The Compounding Argument
Closing on the claim that opens the page: prompt engineering for code is a craft, and the craft compounds. Every well-written prompt teaches you something about what works. Every bad output traces back to a missing piece in the prompt structure, and the missed piece becomes a thing you remember to include next time. The templates get sharper. The constraint sections get tighter. The decomposition gets more natural. The session hygiene gets cleaner. The total time spent per feature drops, not because the typing is faster, but because the prompt is more efficient and the iteration is shorter.
The improvised prompt is fast right now and slow over a project. It feels like progress because the prompt is short, but the output requires more cleanup, more correction, more retry. Over a sprint, the cost adds up. The engineered prompt is slow right now and fast over a project. It feels like overhead because writing the constraints takes time, but the output ships closer to correct on the first turn. Over a sprint, the engineering pays back many times over.
The discipline is teachable. The templates are reusable. The patterns repeat across projects. The investment is front-loaded and the return is back-loaded, which is the shape of every craft worth practicing.
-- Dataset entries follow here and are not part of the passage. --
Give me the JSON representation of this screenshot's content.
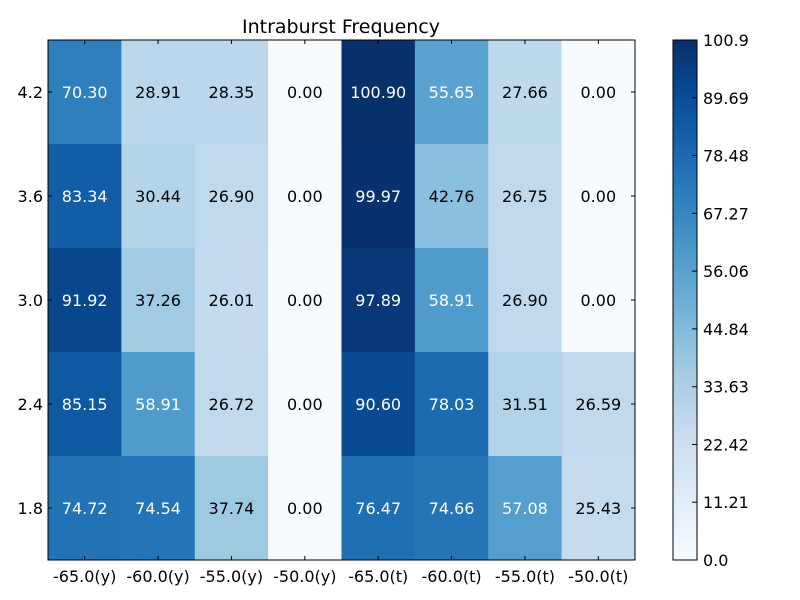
{
  "chart_data": {
    "type": "heatmap",
    "title": "Intraburst Frequency",
    "xlabel": "",
    "ylabel": "",
    "x_categories": [
      "-65.0(y)",
      "-60.0(y)",
      "-55.0(y)",
      "-50.0(y)",
      "-65.0(t)",
      "-60.0(t)",
      "-55.0(t)",
      "-50.0(t)"
    ],
    "y_categories": [
      "4.2",
      "3.6",
      "3.0",
      "2.4",
      "1.8"
    ],
    "values": [
      [
        70.3,
        28.91,
        28.35,
        0.0,
        100.9,
        55.65,
        27.66,
        0.0
      ],
      [
        83.34,
        30.44,
        26.9,
        0.0,
        99.97,
        42.76,
        26.75,
        0.0
      ],
      [
        91.92,
        37.26,
        26.01,
        0.0,
        97.89,
        58.91,
        26.9,
        0.0
      ],
      [
        85.15,
        58.91,
        26.72,
        0.0,
        90.6,
        78.03,
        31.51,
        26.59
      ],
      [
        74.72,
        74.54,
        37.74,
        0.0,
        76.47,
        74.66,
        57.08,
        25.43
      ]
    ],
    "value_labels": [
      [
        "70.30",
        "28.91",
        "28.35",
        "0.00",
        "100.90",
        "55.65",
        "27.66",
        "0.00"
      ],
      [
        "83.34",
        "30.44",
        "26.90",
        "0.00",
        "99.97",
        "42.76",
        "26.75",
        "0.00"
      ],
      [
        "91.92",
        "37.26",
        "26.01",
        "0.00",
        "97.89",
        "58.91",
        "26.90",
        "0.00"
      ],
      [
        "85.15",
        "58.91",
        "26.72",
        "0.00",
        "90.60",
        "78.03",
        "31.51",
        "26.59"
      ],
      [
        "74.72",
        "74.54",
        "37.74",
        "0.00",
        "76.47",
        "74.66",
        "57.08",
        "25.43"
      ]
    ],
    "colormap": "Blues",
    "vmin": 0.0,
    "vmax": 100.9,
    "colorbar_ticks": [
      0.0,
      11.21,
      22.42,
      33.63,
      44.84,
      56.06,
      67.27,
      78.48,
      89.69,
      100.9
    ],
    "colorbar_tick_labels": [
      "0.0",
      "11.21",
      "22.42",
      "33.63",
      "44.84",
      "56.06",
      "67.27",
      "78.48",
      "89.69",
      "100.9"
    ],
    "colorbar_placement": "right",
    "grid": false,
    "text_color_light": "#ffffff",
    "text_color_dark": "#000000"
  }
}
If you spend the next thirty minutes writing your first solid feature-add template, calibrated to your project, you will save hours over the next thirty features. That is not a hype claim. It is the standard arithmetic of writing tools that you keep using, and the writing of better prompts is exactly that kind of tool.
The rest of this curriculum goes deep on the surrounding skills. Context engineering -- the art of giving the model what it needs and nothing more. Agent instruction files and how to write them well. Debugging when the agent has gone off the rails. Tool selection and model selection in detail. Each one builds on the discipline this page introduces. Prompt engineering for code is the foundation; the surrounding topics are the rooms built on top of it. Learn this one well, and the rest follow.